The WSU faculty member told investigators that Kohberger would sometimes go into an office where several female grad students worked, physically blocking the door. Sometimes, she would hear one of the women say, “I really need to get out of here,” so she would intercede by going into the office to allow the student to leave.
The faculty member believed Kohberger was stalking people. She told police that someone had reportedly broken into a female graduate student’s apartment in September or October, stealing perfume and underwear.
An unnamed Ph.D. student who was in the same program as Kohberger told police that he enjoyed conflict, was disparaging toward women and that he especially liked to talk about sexual burglary — his field of study.
Some people in the department thought he was a possible future rapist and speculated that he might be an “incel,” she told the officer.
About three weeks after the murders, Kohberger told the Ph.D. student that whoever had committed the crimes “must have been pretty good,” Idaho State Police Detective Sgt. Michael Van Leuven wrote in a report. Kohberger also told the woman that the murders might have been a “one and done type thing,” Van Leuven wrote.
The woman “said she had never met anyone who acted in such a condescending manner and wondered why people in power in the department did not address his behavior,” Van Leuven wrote. “The way he spoke to females in the department was unsettling to them.”
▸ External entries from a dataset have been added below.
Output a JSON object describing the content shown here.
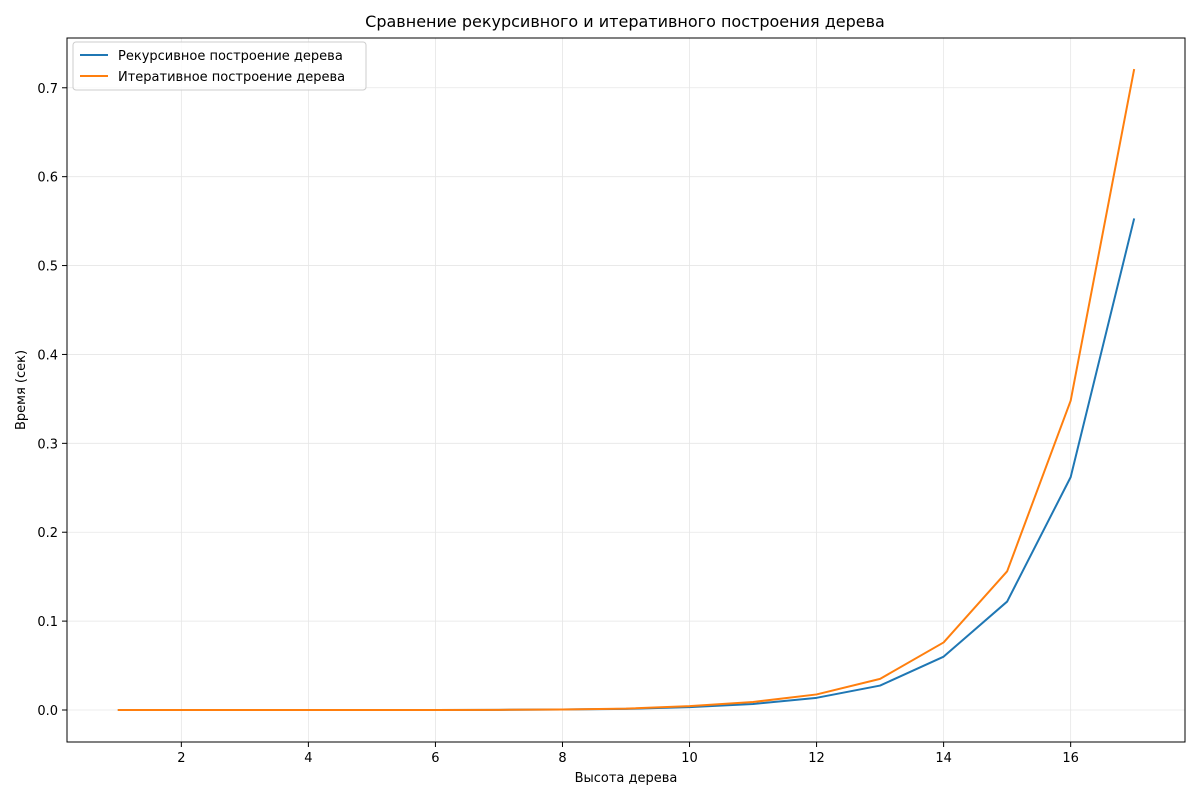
{
  "chart_data": {
    "type": "line",
    "title": "Сравнение рекурсивного и итеративного построения дерева",
    "xlabel": "Высота дерева",
    "ylabel": "Время (сек)",
    "x": [
      1,
      2,
      3,
      4,
      5,
      6,
      7,
      8,
      9,
      10,
      11,
      12,
      13,
      14,
      15,
      16,
      17
    ],
    "xlim": [
      0.2,
      17.8
    ],
    "ylim": [
      -0.036,
      0.756
    ],
    "x_ticks": [
      2,
      4,
      6,
      8,
      10,
      12,
      14,
      16
    ],
    "x_tick_labels": [
      "2",
      "4",
      "6",
      "8",
      "10",
      "12",
      "14",
      "16"
    ],
    "y_ticks": [
      0.0,
      0.1,
      0.2,
      0.3,
      0.4,
      0.5,
      0.6,
      0.7
    ],
    "y_tick_labels": [
      "0.0",
      "0.1",
      "0.2",
      "0.3",
      "0.4",
      "0.5",
      "0.6",
      "0.7"
    ],
    "grid": true,
    "legend_position": "top-left",
    "series": [
      {
        "name": "Рекурсивное построение дерева",
        "color": "#1f77b4",
        "values": [
          0.0,
          0.0,
          0.0,
          0.0,
          0.0,
          0.0,
          0.0002,
          0.0005,
          0.0012,
          0.0033,
          0.0068,
          0.0137,
          0.0275,
          0.06,
          0.122,
          0.262,
          0.553
        ]
      },
      {
        "name": "Итеративное построение дерева",
        "color": "#ff7f0e",
        "values": [
          0.0,
          0.0,
          0.0,
          0.0,
          0.0,
          0.0,
          0.0002,
          0.0006,
          0.0016,
          0.0043,
          0.009,
          0.0175,
          0.035,
          0.076,
          0.156,
          0.348,
          0.721
        ]
      }
    ]
  }
}
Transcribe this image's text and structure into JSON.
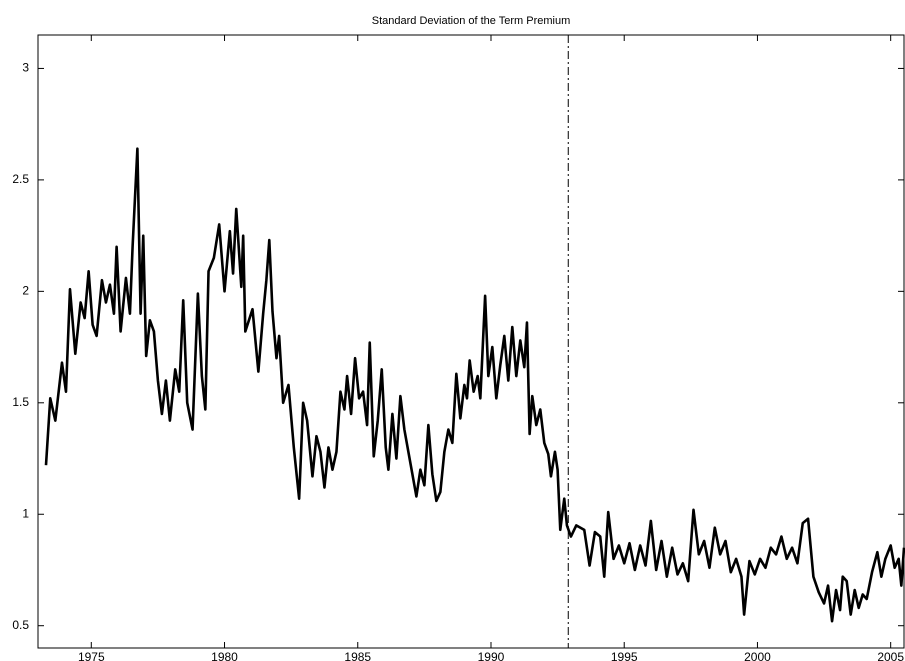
{
  "chart_data": {
    "type": "line",
    "title": "Standard Deviation of the Term Premium",
    "x": [
      1973.3,
      1973.46,
      1973.65,
      1973.9,
      1974.05,
      1974.2,
      1974.4,
      1974.6,
      1974.75,
      1974.9,
      1975.05,
      1975.2,
      1975.4,
      1975.55,
      1975.7,
      1975.85,
      1975.95,
      1976.1,
      1976.3,
      1976.45,
      1976.55,
      1976.73,
      1976.85,
      1976.95,
      1977.06,
      1977.2,
      1977.35,
      1977.5,
      1977.65,
      1977.8,
      1977.95,
      1978.15,
      1978.3,
      1978.45,
      1978.6,
      1978.8,
      1979.0,
      1979.15,
      1979.28,
      1979.4,
      1979.6,
      1979.8,
      1980.0,
      1980.2,
      1980.32,
      1980.44,
      1980.63,
      1980.7,
      1980.78,
      1981.05,
      1981.27,
      1981.45,
      1981.57,
      1981.68,
      1981.8,
      1981.95,
      1982.05,
      1982.2,
      1982.4,
      1982.6,
      1982.8,
      1982.95,
      1983.1,
      1983.3,
      1983.45,
      1983.6,
      1983.75,
      1983.9,
      1984.05,
      1984.2,
      1984.35,
      1984.5,
      1984.6,
      1984.75,
      1984.9,
      1985.05,
      1985.2,
      1985.35,
      1985.45,
      1985.6,
      1985.75,
      1985.9,
      1986.05,
      1986.15,
      1986.3,
      1986.45,
      1986.6,
      1986.75,
      1986.9,
      1987.05,
      1987.2,
      1987.35,
      1987.5,
      1987.65,
      1987.8,
      1987.95,
      1988.1,
      1988.25,
      1988.4,
      1988.55,
      1988.7,
      1988.85,
      1989.0,
      1989.1,
      1989.2,
      1989.35,
      1989.5,
      1989.6,
      1989.78,
      1989.9,
      1990.05,
      1990.2,
      1990.35,
      1990.5,
      1990.65,
      1990.8,
      1990.95,
      1991.1,
      1991.25,
      1991.35,
      1991.45,
      1991.55,
      1991.7,
      1991.85,
      1992.0,
      1992.15,
      1992.25,
      1992.4,
      1992.5,
      1992.6,
      1992.75,
      1992.85,
      1993.0,
      1993.2,
      1993.5,
      1993.7,
      1993.9,
      1994.1,
      1994.25,
      1994.4,
      1994.6,
      1994.8,
      1995.0,
      1995.2,
      1995.4,
      1995.6,
      1995.8,
      1996.0,
      1996.2,
      1996.4,
      1996.6,
      1996.8,
      1997.0,
      1997.2,
      1997.4,
      1997.6,
      1997.8,
      1998.0,
      1998.2,
      1998.4,
      1998.6,
      1998.8,
      1999.0,
      1999.2,
      1999.4,
      1999.5,
      1999.7,
      1999.9,
      2000.1,
      2000.3,
      2000.5,
      2000.7,
      2000.9,
      2001.1,
      2001.3,
      2001.5,
      2001.7,
      2001.9,
      2002.1,
      2002.3,
      2002.5,
      2002.65,
      2002.8,
      2002.95,
      2003.1,
      2003.2,
      2003.35,
      2003.5,
      2003.65,
      2003.8,
      2003.95,
      2004.1,
      2004.3,
      2004.5,
      2004.65,
      2004.8,
      2005.0,
      2005.15,
      2005.3,
      2005.4,
      2005.5
    ],
    "values": [
      1.22,
      1.52,
      1.42,
      1.68,
      1.55,
      2.01,
      1.72,
      1.95,
      1.88,
      2.09,
      1.85,
      1.8,
      2.05,
      1.95,
      2.03,
      1.9,
      2.2,
      1.82,
      2.06,
      1.9,
      2.2,
      2.64,
      1.9,
      2.25,
      1.71,
      1.87,
      1.82,
      1.6,
      1.45,
      1.6,
      1.42,
      1.65,
      1.55,
      1.96,
      1.5,
      1.38,
      1.99,
      1.62,
      1.47,
      2.09,
      2.15,
      2.3,
      2.0,
      2.27,
      2.08,
      2.37,
      2.02,
      2.25,
      1.82,
      1.92,
      1.64,
      1.9,
      2.05,
      2.23,
      1.91,
      1.7,
      1.8,
      1.5,
      1.58,
      1.3,
      1.07,
      1.5,
      1.42,
      1.17,
      1.35,
      1.28,
      1.12,
      1.3,
      1.2,
      1.28,
      1.55,
      1.47,
      1.62,
      1.45,
      1.7,
      1.52,
      1.55,
      1.4,
      1.77,
      1.26,
      1.42,
      1.65,
      1.3,
      1.2,
      1.45,
      1.25,
      1.53,
      1.38,
      1.28,
      1.18,
      1.08,
      1.2,
      1.13,
      1.4,
      1.18,
      1.06,
      1.1,
      1.28,
      1.38,
      1.32,
      1.63,
      1.43,
      1.58,
      1.52,
      1.69,
      1.55,
      1.62,
      1.52,
      1.98,
      1.62,
      1.75,
      1.52,
      1.67,
      1.8,
      1.6,
      1.84,
      1.62,
      1.78,
      1.66,
      1.86,
      1.36,
      1.53,
      1.4,
      1.47,
      1.32,
      1.27,
      1.17,
      1.28,
      1.2,
      0.93,
      1.07,
      0.95,
      0.9,
      0.95,
      0.93,
      0.77,
      0.92,
      0.9,
      0.72,
      1.01,
      0.8,
      0.86,
      0.78,
      0.87,
      0.75,
      0.86,
      0.77,
      0.97,
      0.75,
      0.88,
      0.72,
      0.85,
      0.73,
      0.78,
      0.7,
      1.02,
      0.82,
      0.88,
      0.76,
      0.94,
      0.82,
      0.88,
      0.74,
      0.8,
      0.72,
      0.55,
      0.79,
      0.73,
      0.8,
      0.76,
      0.85,
      0.82,
      0.9,
      0.8,
      0.85,
      0.78,
      0.96,
      0.98,
      0.72,
      0.65,
      0.6,
      0.68,
      0.52,
      0.66,
      0.57,
      0.72,
      0.7,
      0.55,
      0.66,
      0.58,
      0.64,
      0.62,
      0.74,
      0.83,
      0.72,
      0.8,
      0.86,
      0.76,
      0.8,
      0.68,
      0.85
    ],
    "color": "#000000",
    "xlim": [
      1973.0,
      2005.5
    ],
    "xticks": [
      1975,
      1980,
      1985,
      1990,
      1995,
      2000,
      2005
    ],
    "ylim": [
      0.4,
      3.15
    ],
    "yticks": [
      0.5,
      1,
      1.5,
      2,
      2.5,
      3
    ],
    "vline": 1992.9
  }
}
One instructor told police that she was assigned to work with Kohberger on his doctoral program. In late August 2022, she said she began receiving complaints about him from students and staff in the criminal justice program.
The instructor told police that she spent “a lot of time” speaking about Kohberger during disciplinary meetings.
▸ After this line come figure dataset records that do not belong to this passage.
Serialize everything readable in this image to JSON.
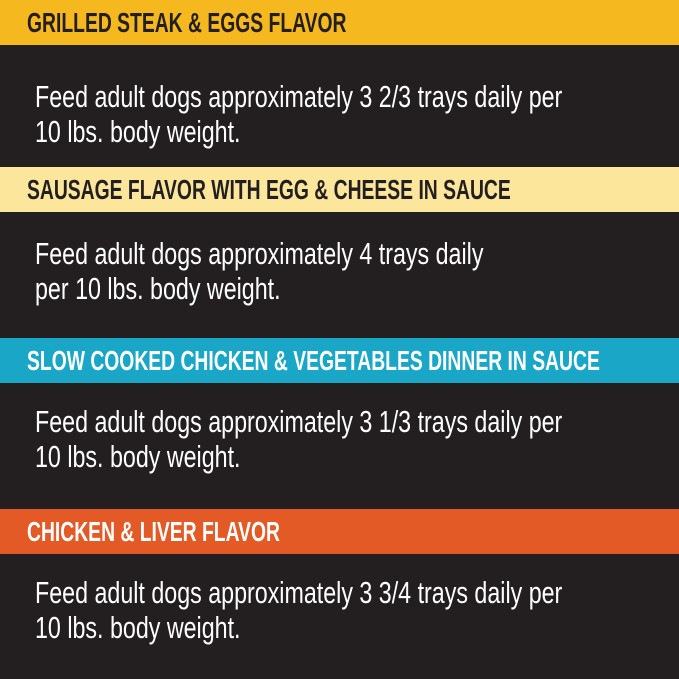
{
  "sections": [
    {
      "title": "GRILLED STEAK & EGGS FLAVOR",
      "color": "#f5b81f",
      "title_color": "#231f20",
      "lines": [
        "Feed adult dogs approximately 3 2/3 trays daily per",
        "10 lbs. body weight."
      ]
    },
    {
      "title": "SAUSAGE FLAVOR WITH EGG & CHEESE IN SAUCE",
      "color": "#fbe69b",
      "title_color": "#231f20",
      "lines": [
        "Feed adult dogs approximately 4 trays daily",
        "per 10 lbs. body weight."
      ]
    },
    {
      "title": "SLOW COOKED CHICKEN & VEGETABLES DINNER IN SAUCE",
      "color": "#1aa7c7",
      "title_color": "#ffffff",
      "lines": [
        "Feed adult dogs approximately 3 1/3 trays daily per",
        "10 lbs. body weight."
      ]
    },
    {
      "title": "CHICKEN & LIVER FLAVOR",
      "color": "#e35a26",
      "title_color": "#ffffff",
      "lines": [
        "Feed adult dogs approximately 3 3/4 trays daily per",
        "10 lbs. body weight."
      ]
    }
  ]
}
“The meetings focused around Kohberger’s interactions with fellow post-graduate students, in and out of the classroom, along with his behavior around some of the criminal justice professors,” according to an investigator’s report.
The school got nine separate complaints from faculty members, administration staffers and other students about his “rude and belittling behavior toward women,” Idaho State Police Detective Sean Prosser wrote in a report. In response, the school held a mandatory training class for all graduate students about behavior expectations.
Many of Kohberger’s fellow students and instructors at WSU did not suspect his involvement in the killings, according to the police reports. But at least one fellow student noticed his behavior changed after the murders.
The student said Kohberger frequently used his phone before the killings, but stopped bringing his cellphone to class after the murders. He also appeared more disheveled in the weeks after the killings, the student told police, and she thought it was odd that he never participated in conversations about the Moscow deaths.
She eventually called a police tip line to report that she had seen Kohberger with bloody knuckles just prior to the killings and his hand looked like he had been hitting something.
___ Associated Press reporter Corey Williams contributed from Detroit.